Coronavirus, medico di base indagato a Falconara marittima: cosa iniettava nei pazienti al posto del vaccino Pfizer

Sconcerto a Falconara Marittima, in provincia di Ancona nelle Marche. Un medico di base avrebbe somministrato soluzione fisiologica invece del vaccino anti-Covid Pfizer, che pure aveva regolarmente in dotazione con dosi fornite dalla Regione. “Vittime” del folle comportamento del medico, sospettato di avere simpatie no vax, sono stati almeno trenta pazienti del tutto ignari della truffa ideologica e sanitaria, e che pensavano di essere stati regolarmente vaccinati come da tabella di marcia delle Asl.

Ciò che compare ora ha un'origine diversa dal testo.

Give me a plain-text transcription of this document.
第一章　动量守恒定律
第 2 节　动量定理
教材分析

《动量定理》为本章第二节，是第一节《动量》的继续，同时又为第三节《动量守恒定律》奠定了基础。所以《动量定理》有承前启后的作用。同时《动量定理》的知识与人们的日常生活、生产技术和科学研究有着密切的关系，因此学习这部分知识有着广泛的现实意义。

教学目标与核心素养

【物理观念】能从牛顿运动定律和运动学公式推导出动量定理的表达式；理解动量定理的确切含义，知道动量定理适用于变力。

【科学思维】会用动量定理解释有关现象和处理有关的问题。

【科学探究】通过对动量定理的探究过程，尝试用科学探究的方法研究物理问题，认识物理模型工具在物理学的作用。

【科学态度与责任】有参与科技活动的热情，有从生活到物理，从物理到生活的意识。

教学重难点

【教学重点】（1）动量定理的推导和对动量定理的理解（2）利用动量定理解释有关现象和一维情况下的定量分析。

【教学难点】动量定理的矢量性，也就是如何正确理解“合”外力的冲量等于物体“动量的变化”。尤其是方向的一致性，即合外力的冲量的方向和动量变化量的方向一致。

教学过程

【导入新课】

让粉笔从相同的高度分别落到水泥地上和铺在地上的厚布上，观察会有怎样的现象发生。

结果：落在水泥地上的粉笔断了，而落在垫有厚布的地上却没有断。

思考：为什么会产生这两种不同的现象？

Sul caso ora indaga la Squadra Mobile di Ancona, coordinata dalla Procura: sul conto del medico di base le pesanti accuse di falso ideologico e lesioni commessi da pubblico ufficiale, mentre lo studio del professionista è già stato perquisito per acquisire nuova ulteriore documentazione sul caso, decisamente inquietante. A far partire le indagine i sospetti di tre pazienti del medico, spiazzati dalla riluttanza del dottore a rilasciare loro le regolari attestazioni di vaccinazione (che diventeranno fondamentali, secondo quanto stabilito dal decreto Covid appena licenziato dal governo, per ottenere il “pass” verde e potersi spostare liberamente tra le regioni a partire dal 26 aprile, senza doversi sottoporre a tamponi nelle 48 ore precedenti alla partenza) e da tutta una serie di incertezze e inesattezze del dottore sulle dosi di vaccino inoculate e sulle date del necessario richiamo.

Quanto accaduto a Falconara apre uno squarcio agghiacciante sulle reticenze e le sacche di “resistenza” ancora ben presenti nella sanità pubblica riguardo alla campagna vaccinale, che coinvolgono però ora non solo gli elementi del personale medico, ma pure i pazienti che invece vorrebbero vaccinarsi. E se la campagna vaccinale procede faticosamente, episodi simili sono come pioggia che cade su un terreno già allagato.